Dead Alive is considered by many to be one of the bloodiest motion pictures ever made (do an online search for the top-10 goriest movies of all-time, and I’ll bet this title appears on just about every list), but the red stuff doesn’t start flowing right away. The opening scene, which features explorer Stewart McAlden (Bill Ralston) capturing the Rat Monkey on the island of Sumatra, has more in common with Raiders of the Lost Ark than it does a horror film (there’s a chase involving natives with spears, who are bound and determined to prevent McAden from leaving the island with his prize). From there, the story shifts to Wellington, where we’re introduced to the love-starved Paquita, desperate to find her Prince Charming; and the shy, somewhat clumsy Lionel, whose mother keeps him on a short leash (several flashbacks hint at a family tragedy that Lionel believes was his fault, a fact his mother is quick to remind him of whenever he shows a little independence). Aside from the occasional alarming moment (the morning after she’s bitten, Vera’s skin starts peeling off), Dead Alive focuses more on laughs early on than it does turning our stomachs.
That all changes, however, when a deathly sick Vera insists on entertaining the Mathesons (Lewis Rowe and Glenis Levestam), who’ve come to make her the new head of the local women’s auxiliary.
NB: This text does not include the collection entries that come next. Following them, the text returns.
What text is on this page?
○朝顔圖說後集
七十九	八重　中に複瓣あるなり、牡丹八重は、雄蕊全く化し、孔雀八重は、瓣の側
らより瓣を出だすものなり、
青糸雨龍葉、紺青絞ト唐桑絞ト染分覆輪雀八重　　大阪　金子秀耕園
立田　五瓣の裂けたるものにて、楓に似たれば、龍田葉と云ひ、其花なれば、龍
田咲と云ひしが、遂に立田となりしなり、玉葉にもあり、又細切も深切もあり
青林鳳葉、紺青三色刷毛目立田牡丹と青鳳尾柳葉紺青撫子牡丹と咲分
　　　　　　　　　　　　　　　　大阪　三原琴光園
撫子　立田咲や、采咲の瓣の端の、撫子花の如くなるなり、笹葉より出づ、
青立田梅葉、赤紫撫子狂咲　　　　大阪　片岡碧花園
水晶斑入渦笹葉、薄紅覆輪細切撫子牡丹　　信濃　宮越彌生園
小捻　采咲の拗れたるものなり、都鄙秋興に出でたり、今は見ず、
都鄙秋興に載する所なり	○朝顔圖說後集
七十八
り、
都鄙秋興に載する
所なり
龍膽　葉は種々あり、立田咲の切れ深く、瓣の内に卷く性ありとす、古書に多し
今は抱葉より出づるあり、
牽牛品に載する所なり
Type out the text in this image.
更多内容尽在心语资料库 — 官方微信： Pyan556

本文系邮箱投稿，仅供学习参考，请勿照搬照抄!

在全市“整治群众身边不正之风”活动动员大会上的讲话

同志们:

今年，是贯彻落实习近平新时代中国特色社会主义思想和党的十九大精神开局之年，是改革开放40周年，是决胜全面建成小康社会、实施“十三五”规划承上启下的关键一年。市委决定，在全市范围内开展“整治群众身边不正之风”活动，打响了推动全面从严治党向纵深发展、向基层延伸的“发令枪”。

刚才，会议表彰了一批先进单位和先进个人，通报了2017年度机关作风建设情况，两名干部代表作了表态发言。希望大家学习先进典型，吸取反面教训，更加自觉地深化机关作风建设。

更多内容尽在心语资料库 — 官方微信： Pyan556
The bloody puss that Vera inadvertently squirts into Mr. Matheson’s custard is bad enough, but it’s the way she reacts to her ear falling off that’ll really shock you. From then on, Dead Alive is nothing short of insane, with a brutal scene involving Vera and Nurse MacTavish; a priest who uses kung-fu to subdue some zombies in a church graveyard (shouting, at one point, “I kick ass for the Lord!”); and a blood-drenched house party during which Lionel starts up his trusty lawnmower (arguably the film’s most violent sequence).
By spending time with the characters before the carnage begins, Jackson ensures that his audience will care about the leads and their plight, and will pull for them to survive what amounts to a very messy apocalypse. But what Dead Alive does best is get the guts oozing and the limbs popping off, which is what you’ll remember when thinking back on this movie. As horror / comedies go, Dead Alive is easily the grossest of the bunch, and I loved every minute of it.